We’ve already discussed the wealth of information to be found in medicine’s oft-forgotten business offices, but today I want to focus on the RCM team specifically. I’d like to go out on a limb and assert that your revenue cycle team may even be the key to improving your hospital’s overall performance.
Leverage Your Revenue Cycle Team’s Insight
With their unique view on the daily operations of a hospital – the rate at which claims are being pushed out, the volume of patients treated, etc. – your revenue cycle team offers a vital perspective on the efficiency of your business.
While your revenue cycle team may be trained to identify faster and easier ways to improve operational efficiency, they should also be consulted on larger trends and be involved in determining important benchmarks. Their ability to mine and analyze organizational data should be leveraged whenever possible. For example, looking at demographic trends in your hospital’s area, combined with clinical insight, can help drive investment decisions, as well as drive outreach programs.
Invest in Third Party Input for Long-term RCM Success
Just as your own internal team may offer unexpected insight, bringing in a third party to help assess revenue cycle and operational processes can help guarantee long-term financial success.

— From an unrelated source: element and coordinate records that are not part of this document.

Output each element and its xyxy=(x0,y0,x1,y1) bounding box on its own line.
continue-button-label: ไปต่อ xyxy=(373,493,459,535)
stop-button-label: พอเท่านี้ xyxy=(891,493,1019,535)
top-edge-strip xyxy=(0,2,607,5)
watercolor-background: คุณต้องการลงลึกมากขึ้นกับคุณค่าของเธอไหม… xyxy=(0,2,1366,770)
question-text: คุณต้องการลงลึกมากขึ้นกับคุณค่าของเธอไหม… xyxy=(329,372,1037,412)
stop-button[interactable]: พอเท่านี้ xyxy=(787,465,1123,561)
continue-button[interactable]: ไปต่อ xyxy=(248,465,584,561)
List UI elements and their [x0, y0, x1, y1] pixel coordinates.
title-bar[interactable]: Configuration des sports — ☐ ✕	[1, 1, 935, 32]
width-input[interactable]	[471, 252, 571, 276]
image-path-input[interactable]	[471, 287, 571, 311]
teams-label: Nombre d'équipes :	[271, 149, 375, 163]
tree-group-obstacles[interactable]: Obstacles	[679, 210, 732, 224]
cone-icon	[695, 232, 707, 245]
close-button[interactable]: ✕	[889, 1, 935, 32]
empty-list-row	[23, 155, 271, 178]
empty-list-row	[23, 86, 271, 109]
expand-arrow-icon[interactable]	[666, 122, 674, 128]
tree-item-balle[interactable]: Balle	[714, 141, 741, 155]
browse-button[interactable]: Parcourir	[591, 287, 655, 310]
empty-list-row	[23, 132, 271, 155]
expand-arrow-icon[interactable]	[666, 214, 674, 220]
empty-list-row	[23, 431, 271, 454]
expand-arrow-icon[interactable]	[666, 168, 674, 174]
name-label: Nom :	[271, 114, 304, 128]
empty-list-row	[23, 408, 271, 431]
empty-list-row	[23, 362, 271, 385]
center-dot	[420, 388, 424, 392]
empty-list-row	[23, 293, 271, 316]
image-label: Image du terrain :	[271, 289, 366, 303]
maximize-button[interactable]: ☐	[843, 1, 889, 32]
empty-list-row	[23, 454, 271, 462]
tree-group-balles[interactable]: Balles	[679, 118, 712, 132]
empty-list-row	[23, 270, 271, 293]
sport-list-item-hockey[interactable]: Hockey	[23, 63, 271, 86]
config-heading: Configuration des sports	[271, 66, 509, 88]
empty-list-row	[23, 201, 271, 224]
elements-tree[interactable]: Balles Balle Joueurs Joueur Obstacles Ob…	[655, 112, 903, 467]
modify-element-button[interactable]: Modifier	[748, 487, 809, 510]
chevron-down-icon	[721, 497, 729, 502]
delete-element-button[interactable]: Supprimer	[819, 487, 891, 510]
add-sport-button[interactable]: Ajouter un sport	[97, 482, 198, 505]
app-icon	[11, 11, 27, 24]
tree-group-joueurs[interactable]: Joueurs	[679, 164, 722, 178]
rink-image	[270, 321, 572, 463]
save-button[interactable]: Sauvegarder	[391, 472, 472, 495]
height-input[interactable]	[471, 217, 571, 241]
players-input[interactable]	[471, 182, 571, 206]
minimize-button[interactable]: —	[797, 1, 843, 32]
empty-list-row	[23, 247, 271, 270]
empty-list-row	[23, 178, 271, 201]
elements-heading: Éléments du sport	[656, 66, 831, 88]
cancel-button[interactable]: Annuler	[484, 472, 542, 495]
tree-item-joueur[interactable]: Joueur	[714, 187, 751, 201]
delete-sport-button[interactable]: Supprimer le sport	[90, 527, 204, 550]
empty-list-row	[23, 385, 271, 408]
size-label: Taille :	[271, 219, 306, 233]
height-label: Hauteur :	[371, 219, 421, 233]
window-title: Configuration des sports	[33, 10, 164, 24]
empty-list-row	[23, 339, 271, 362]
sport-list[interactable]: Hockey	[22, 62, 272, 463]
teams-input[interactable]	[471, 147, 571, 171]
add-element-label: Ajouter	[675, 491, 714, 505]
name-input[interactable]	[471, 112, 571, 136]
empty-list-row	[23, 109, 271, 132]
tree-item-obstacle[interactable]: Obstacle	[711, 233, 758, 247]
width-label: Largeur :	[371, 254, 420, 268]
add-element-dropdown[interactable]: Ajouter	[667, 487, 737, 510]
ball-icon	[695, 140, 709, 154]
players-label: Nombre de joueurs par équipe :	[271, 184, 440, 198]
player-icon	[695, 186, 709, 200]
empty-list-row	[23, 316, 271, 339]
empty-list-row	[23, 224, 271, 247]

The true value of outside assistance lies in their ability to assess the state of your business operations without bias: because they are not immersed in your day-to-day activities, they are better able to evaluate your practices for their long-term implications.
When selecting a partner, make sure they have experience running your class of hospital. Ideally you want a national-level consulting group, as they are more likely to know about larger trends, rather than focusing only your local market.
And when evaluating cost focus on what it would cost a new change leader, so that you have a realistic level view of cost. Something else to consider is what new revenues and cost containment can be driven by the project. Typically, a savings/pickup of 2-4% of Net Patient Revenue is conservative. Also consider asking if your software/hardware vendors offer this service, perhaps as expanded maintenance, or through Application Management Services.